Van Der Sypt oświadczył, że wśród zatrzymanych nie ma głównego poszukiwanego Salaha Abdeslama, zamieszkałego w Brukseli jednego z domniemanych organizatorów zamachów w Paryżu. Wiadomo, że po atakach zbiegł do Belgii. "Śledztwo jest kontynuowane. Jutro sędzia zadecyduje o ewentualnym przedłużeniu aresztu dla zatrzymanych" - podkreślił Van Der Sypt.
Rzecznik prokuratury poinformował, że przeszukania i obławy dokonano także w innych dzielnicach stolicy Belgii - Anderlecht, Schaerbeek, Jette, Woluwe-Saint-Lambert i Forest. Rzecznik odmówił podania dalszych szczegółów operacji a także odpowiedzi na pytania dziennikarzy motywując to "dobrem śledztwa".
Operacja policyjna nastąpiła po kilkudniowym okresie wysokiego napięcia z powodu obawy przed atakami terrorystycznymi, podobnymi do tych, których dokonano 13 bm. w Paryżu.
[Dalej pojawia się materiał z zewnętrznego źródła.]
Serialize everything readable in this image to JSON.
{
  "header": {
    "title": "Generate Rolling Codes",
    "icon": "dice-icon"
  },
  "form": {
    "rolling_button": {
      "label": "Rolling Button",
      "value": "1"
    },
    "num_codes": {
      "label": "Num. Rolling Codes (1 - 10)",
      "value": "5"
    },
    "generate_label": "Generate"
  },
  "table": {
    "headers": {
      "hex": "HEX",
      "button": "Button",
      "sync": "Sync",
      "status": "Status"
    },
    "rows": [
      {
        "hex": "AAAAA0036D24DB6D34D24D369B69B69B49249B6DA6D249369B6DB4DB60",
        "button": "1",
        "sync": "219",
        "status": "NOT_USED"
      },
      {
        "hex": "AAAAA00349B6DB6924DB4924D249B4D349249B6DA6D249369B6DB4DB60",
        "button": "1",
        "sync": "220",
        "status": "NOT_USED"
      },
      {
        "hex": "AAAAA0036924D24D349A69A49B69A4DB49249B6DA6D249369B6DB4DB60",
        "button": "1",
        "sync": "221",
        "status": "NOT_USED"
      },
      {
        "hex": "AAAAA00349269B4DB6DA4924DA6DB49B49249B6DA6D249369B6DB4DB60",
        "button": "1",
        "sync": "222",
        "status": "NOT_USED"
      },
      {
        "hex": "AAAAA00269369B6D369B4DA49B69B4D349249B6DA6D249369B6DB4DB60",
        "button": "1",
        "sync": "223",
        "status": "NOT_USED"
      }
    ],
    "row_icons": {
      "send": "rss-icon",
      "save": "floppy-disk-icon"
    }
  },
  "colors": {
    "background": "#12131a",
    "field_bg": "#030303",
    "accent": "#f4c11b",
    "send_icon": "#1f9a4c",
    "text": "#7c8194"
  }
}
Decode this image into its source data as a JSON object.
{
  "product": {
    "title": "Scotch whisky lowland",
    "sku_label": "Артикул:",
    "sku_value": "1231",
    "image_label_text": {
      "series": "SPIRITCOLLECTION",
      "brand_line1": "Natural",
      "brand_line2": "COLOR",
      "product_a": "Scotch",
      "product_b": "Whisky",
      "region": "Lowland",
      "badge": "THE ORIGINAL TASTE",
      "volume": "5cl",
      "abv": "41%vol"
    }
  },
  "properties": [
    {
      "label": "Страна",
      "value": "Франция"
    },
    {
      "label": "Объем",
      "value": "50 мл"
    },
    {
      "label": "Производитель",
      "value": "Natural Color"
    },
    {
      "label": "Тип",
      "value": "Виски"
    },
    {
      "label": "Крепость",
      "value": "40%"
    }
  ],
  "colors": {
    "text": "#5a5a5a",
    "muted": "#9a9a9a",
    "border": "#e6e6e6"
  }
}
Mimo zakończenia operacji, władze postanowiły utrzymać w Brukseli najwyższy, 4 poziom pogotowia. W pozostałej części kraju obowiązuje poziom 3.
Wcześniej premier Belgii Charles Michel oświadczył, że w poniedziałek metro, uczelnie wyższe i szkoły w Brukseli pozostaną zamknięte. "Nikt nie jest zadowolony z powodu takiej sytuacji, my też nie. Musimy jednak wziąć na siebie odpowiedzialność" - powiedział premier.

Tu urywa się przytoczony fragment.